Cinema is rotten these days with worship of overblown production values, special effects and plot-driven narratives to the point that basic humanity takes a back seat. Even popcorn movies have dropped a notch in that regard. The focus is on more, more, more, always more. More sets, more CGI, more convoluted storylines, more money, and the end result is less. Less artistic expression, less emotion, less courage. It’s an empty feeling in the context of the overwhelming escapism the movie business has been offering this past decade or two. It is as if the journey of exploration into the human soul has ended.
And then EKAJ arrives.
Welcome to a wonderful film brave enough to look at love, trauma, human ugliness, human beauty, bloom and demise. Welcome to a film bold enough to rely not on production value, but a challenging aesthetic which belongs to itself alone. Here you will encounter not another by-the-numbers narrative. Expect instead an abstract impressionistic mosaic that builds a story through unruly brush strokes to be experienced more like a de Kooning than a Rembrandt. It’s not an easy cinematic ride. The many unexpected cuts, harsh focus shifts, dizzying camera work, and endlessly transitioning scenarios can either be entirely captivating or uncomfortably disorienting – or even better, both at once. We enter and exit conversations in mid-stream. Narration interrupts with little primary context. Music intrudes on a scene bombastically and just as suddenly goes silent without notice. All of this is a brilliant and deeply communicative audio/visual approach which compliments and enhances the narrative so perfectly, the audience can be forgiven if they feel as if they are “still in the movie” for an hour or two after watching it.
The film follows the harrowing story of EKAJ, a gay teenage runaway who turns to prostitution to survive and support his drug habit. From the first frame, we know he fundamentally struggles with his gender identity. Even the audience may take a moment to see he’s not a girl. A great line of dialogue comes later that captures it perfectly: “I’ve always hated men – I even hate myself because I have the male mentality.” What follows is a series of snapshots of life on the street. Of course, there is desperation, violence and danger. More miraculously, there is love and true friendship. At one point, EKAJ meets Mecca, a guy with face tattoos who you are sure will become just another tormentor. Instead, we find two lost souls discovering each other, comforting each other, loving each other, and with no sexual bond between them. Very quickly, Mecca morphs from repulsive and threatening to one of the single most endearing characters of all time. The chemistry between Mecca and EKAJ is so easygoing and natural, the film often feels like cinema verite. Both Jake Mestre (EKAJ) and Badd Idea (Mecca) would be co-winners of Best Actor Oscars in a just universe. The performances by these newcomer lead actors carry all the power, brutality and relief of a thunderstorm’s full cycle. Often, their conversations are almost about nothing, causal back-and-forth between buddies hanging out. In the more difficult moments, their exchanges are profoundly painful and beautiful.
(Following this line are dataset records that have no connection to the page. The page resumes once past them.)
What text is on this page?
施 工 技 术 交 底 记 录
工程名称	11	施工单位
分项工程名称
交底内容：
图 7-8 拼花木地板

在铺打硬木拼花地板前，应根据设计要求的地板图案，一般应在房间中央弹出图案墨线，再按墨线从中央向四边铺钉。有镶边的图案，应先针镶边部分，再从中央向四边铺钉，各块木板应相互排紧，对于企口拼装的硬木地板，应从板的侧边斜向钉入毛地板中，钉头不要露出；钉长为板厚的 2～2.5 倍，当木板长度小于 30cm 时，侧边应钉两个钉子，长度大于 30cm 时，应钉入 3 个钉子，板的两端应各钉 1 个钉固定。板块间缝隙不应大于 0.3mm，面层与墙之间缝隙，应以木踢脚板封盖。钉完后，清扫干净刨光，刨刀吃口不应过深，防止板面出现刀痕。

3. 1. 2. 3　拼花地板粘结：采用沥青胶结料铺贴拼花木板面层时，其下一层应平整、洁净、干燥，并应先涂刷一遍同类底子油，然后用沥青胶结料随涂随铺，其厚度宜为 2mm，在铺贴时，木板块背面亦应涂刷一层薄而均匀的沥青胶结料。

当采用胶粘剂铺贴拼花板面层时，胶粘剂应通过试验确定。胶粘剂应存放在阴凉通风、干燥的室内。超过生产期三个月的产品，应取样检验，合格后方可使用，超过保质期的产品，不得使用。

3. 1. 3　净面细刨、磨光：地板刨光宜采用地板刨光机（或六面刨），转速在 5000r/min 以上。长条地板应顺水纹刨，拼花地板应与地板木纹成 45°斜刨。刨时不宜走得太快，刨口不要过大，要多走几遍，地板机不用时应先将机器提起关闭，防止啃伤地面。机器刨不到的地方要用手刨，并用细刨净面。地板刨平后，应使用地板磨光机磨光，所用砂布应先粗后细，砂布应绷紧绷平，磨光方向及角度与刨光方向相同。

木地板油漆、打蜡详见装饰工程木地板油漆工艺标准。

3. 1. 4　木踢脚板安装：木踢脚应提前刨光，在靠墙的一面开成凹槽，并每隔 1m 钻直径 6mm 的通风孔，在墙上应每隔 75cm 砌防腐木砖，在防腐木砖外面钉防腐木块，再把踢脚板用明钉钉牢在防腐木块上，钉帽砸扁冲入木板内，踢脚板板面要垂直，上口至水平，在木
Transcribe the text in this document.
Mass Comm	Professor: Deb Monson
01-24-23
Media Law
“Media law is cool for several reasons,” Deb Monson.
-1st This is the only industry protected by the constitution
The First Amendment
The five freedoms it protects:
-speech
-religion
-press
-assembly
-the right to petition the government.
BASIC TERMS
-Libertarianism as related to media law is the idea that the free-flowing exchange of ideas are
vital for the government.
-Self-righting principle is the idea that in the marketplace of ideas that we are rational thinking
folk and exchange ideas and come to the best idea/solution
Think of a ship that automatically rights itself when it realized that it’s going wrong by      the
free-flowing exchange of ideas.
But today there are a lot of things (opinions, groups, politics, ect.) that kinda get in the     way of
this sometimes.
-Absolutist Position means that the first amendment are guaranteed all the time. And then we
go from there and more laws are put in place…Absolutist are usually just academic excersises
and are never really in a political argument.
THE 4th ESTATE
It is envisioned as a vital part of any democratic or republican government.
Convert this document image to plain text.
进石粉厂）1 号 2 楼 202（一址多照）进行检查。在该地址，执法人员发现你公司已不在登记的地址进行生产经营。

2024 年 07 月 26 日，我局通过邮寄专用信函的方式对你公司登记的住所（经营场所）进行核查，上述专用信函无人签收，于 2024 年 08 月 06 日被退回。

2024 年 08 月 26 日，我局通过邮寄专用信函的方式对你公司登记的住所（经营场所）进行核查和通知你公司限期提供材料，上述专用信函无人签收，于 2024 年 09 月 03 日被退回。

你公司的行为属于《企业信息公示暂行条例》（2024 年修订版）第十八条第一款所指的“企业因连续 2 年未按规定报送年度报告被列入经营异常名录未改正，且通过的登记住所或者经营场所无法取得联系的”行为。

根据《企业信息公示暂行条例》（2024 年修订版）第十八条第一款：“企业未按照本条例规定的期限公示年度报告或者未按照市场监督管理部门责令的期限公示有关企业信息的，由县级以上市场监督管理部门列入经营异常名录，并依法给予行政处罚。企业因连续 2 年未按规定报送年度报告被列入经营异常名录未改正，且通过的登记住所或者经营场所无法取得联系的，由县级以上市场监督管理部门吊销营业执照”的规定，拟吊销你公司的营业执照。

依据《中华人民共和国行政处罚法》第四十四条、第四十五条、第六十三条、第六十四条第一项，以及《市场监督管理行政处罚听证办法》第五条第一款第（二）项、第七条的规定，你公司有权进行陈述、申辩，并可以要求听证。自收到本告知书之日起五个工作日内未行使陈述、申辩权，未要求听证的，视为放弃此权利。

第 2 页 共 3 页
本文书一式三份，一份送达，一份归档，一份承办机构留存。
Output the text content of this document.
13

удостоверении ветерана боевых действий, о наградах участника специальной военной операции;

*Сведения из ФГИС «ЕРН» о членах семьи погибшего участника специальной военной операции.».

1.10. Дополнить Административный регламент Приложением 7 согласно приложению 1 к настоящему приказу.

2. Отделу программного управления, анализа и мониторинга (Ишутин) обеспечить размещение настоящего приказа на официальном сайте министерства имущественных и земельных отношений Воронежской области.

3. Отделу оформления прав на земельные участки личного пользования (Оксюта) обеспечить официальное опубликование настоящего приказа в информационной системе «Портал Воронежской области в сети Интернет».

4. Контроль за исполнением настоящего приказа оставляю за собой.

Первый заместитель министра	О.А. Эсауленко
Behind all this exquisite DIY craft is a film which delivers to the audience an immersive experiential opportunity to live among a depraved lifestyle fueled by violence that starts in the home and flows into the streets. Snippets of EKAJ’s damaging past with a young, brutal, homophobic father add foundation to understanding the plight of an abused gay man forced to live in a world of thuggish hyper-masculinity. How homelessness and desperation lead to prostitution is summed up in one genius sentence: “Virginity ain’t gonna buy you a cheeseburger.” Allowing oneself to be basted in the film’s world is transformative. Never again will you look at “bums” and “degenerates” in a one-dimensional way. Because now, you’ve lived with them. Forget the soft edges and Hollywood dazzle of films like Midnight Cowboy or My Own Private Idaho. Such works don’t dare to delve into the filmic poetry and crushingly honest depictions which EKAJ achieves. It’s a stunning inaugural work from fist-time director Cati Gonzalez, who did everything from camera work to editing and of course, writing this unforgettable film. Emerging from this 80-minute trip feels like stepping out of a kaleidoscope version of a transient reality. One can only hope that all players involved will find more opportunities to work their magic.